- Interactive map of William Ganong Cemetery

Details
- Established: 1832
- Closed: Closed to new burials
- Location: Westland, Michigan
- Coordinates: 42°16′28″N 83°20′19″W﻿ / ﻿42.27455°N 83.33871°W
- No. of interments: Approximately 350

= William Ganong Cemetery =

Closed historic cemetery in Wayne County, Michigan

William Ganong Cemetery is a cemetery located in Westland, Michigan, US. It is named after a local farmer who set aside a portion of his farm land for burials in 1832. It contains approximately 350 interments. It is currently owned by Wayne County and no longer open for further burials.
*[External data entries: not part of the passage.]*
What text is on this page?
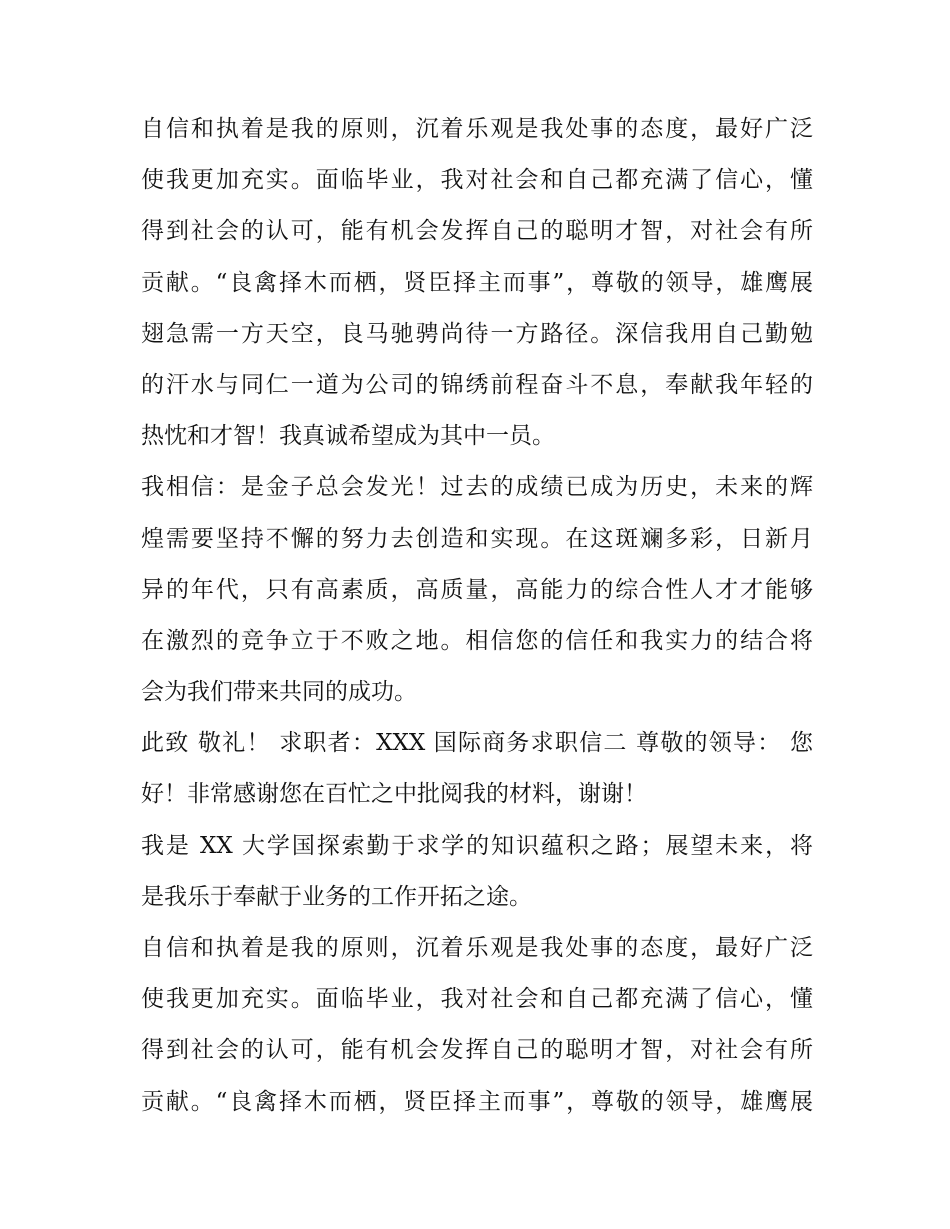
自信和执着是我的原则，沉着乐观是我处事的态度，最好广泛
使我更加充实。面临毕业，我对社会和自己都充满了信心，懂
得到社会的认可，能有机会发挥自己的聪明才智，对社会有所
贡献。“良禽择木而栖，贤臣择主而事”，尊敬的领导，雄鹰展
翅急需一方天空，良马驰骋尚待一方路径。深信我用自己勤勉
的汗水与同仁一道为公司的锦绣前程奋斗不息，奉献我年轻的
热忱和才智！我真诚希望成为其中一员。
我相信：是金子总会发光！过去的成绩已成为历史，未来的辉
煌需要坚持不懈的努力去创造和实现。在这斑斓多彩，日新月
异的年代，只有高素质，高质量，高能力的综合性人才才能够
在激烈的竞争立于不败之地。相信您的信任和我实力的结合将
会为我们带来共同的成功。
此致 敬礼！ 求职者：XXX 国际商务求职信二 尊敬的领导： 您
好！非常感谢您在百忙之中批阅我的材料，谢谢！
我是 XX 大学国探索勤于求学的知识蕴积之路；展望未来，将
是我乐于奉献于业务的工作开拓之途。
自信和执着是我的原则，沉着乐观是我处事的态度，最好广泛
使我更加充实。面临毕业，我对社会和自己都充满了信心，懂
得到社会的认可，能有机会发挥自己的聪明才智，对社会有所
贡献。“良禽择木而栖，贤臣择主而事”，尊敬的领导，雄鹰展
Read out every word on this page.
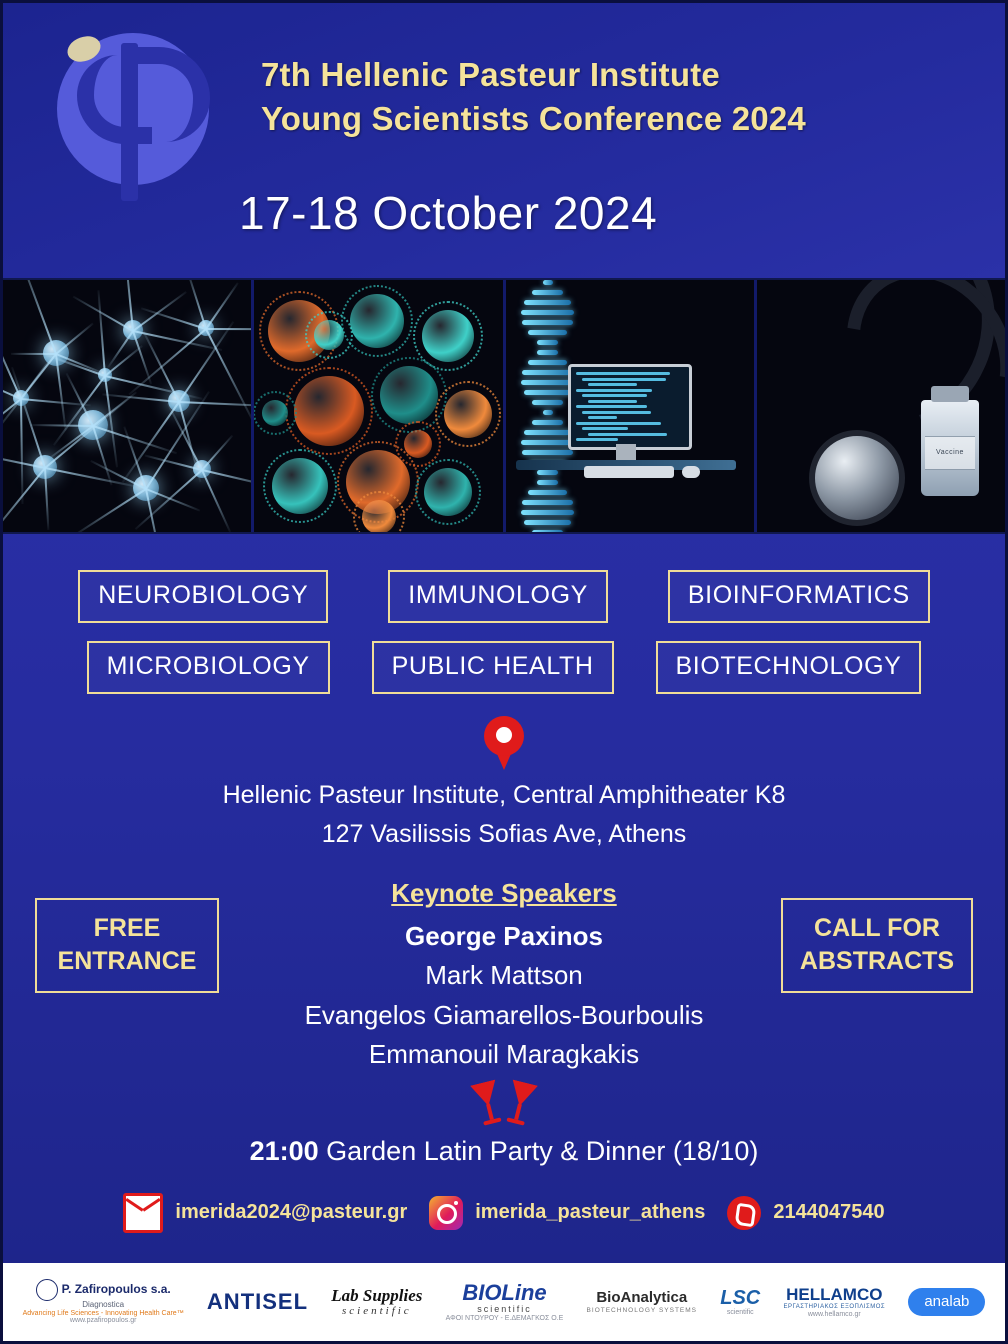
7th Hellenic Pasteur Institute
Young Scientists Conference 2024
17-18 October 2024
Vaccine
NEUROBIOLOGY	IMMUNOLOGY	BIOINFORMATICS
MICROBIOLOGY	PUBLIC HEALTH	BIOTECHNOLOGY
Hellenic Pasteur Institute, Central Amphitheater K8
127 Vasilissis Sofias Ave, Athens
FREE
ENTRANCE
CALL FOR
ABSTRACTS
Keynote Speakers
George Paxinos
Mark Mattson
Evangelos Giamarellos-Bourboulis
Emmanouil Maragkakis
21:00 Garden Latin Party & Dinner (18/10)
imerida2024@pasteur.gr	imerida_pasteur_athens	2144047540
P. Zafiropoulos s.a.
Diagnostica
Advancing Life Sciences - Innovating Health Care™
www.pzafiropoulos.gr
ANTISEL	Lab Supplies
scientific
BIOLine
scientific
ΑΦΟΙ ΝΤΟΥΡΟΥ - Ε.ΔΕΜΑΓΚΟΣ Ο.Ε
BioAnalytica
BIOTECHNOLOGY SYSTEMS
LSC
scientific
HELLAMCO
ΕΡΓΑΣΤΗΡΙΑΚΟΣ ΕΞΟΠΛΙΣΜΟΣ
www.hellamco.gr
analab
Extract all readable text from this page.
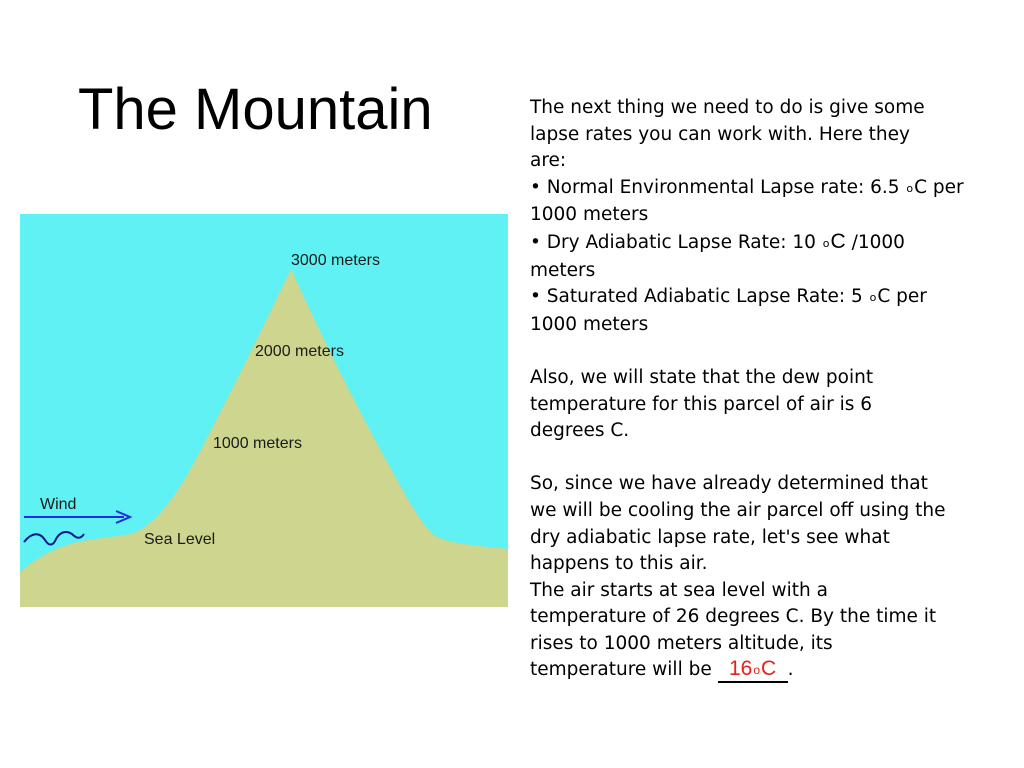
The Mountain
3000 meters
2000 meters
1000 meters
Sea Level
Wind

The next thing we need to do is give some

lapse rates you can work with. Here they

are:

• Normal Environmental Lapse rate: 6.5 oC per

1000 meters

• Dry Adiabatic Lapse Rate: 10 oC /1000

meters

• Saturated Adiabatic Lapse Rate: 5 oC per

1000 meters

Also, we will state that the dew point

temperature for this parcel of air is 6

degrees C.

So, since we have already determined that

we will be cooling the air parcel off using the

dry adiabatic lapse rate, let's see what

happens to this air.

The air starts at sea level with a

temperature of 26 degrees C. By the time it

rises to 1000 meters altitude, its

temperature will be 16oC .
The cemetery's main claim to fame is having a reputation among ghost enthusiasts, who consider the grounds to be haunted. Many visitors to the cemetery have reported seeing apparitions flitting among the headstones, and there has even been several minor car accidents on the road near the cemetery, with people claiming that they saw something run out into the road in front of them.^{}

== Notable burials ==

William Ganong Cemetery has the interred remains of over 25 members of the Ganong family and many other locals, including several veterans of the Civil War, veterans of both World War I and World War II, and one veteran of the Mexican–American War. Albert Ganong, who perished in Libby Prison, Richmond, Virginia, at age 17 is among the veterans buried there.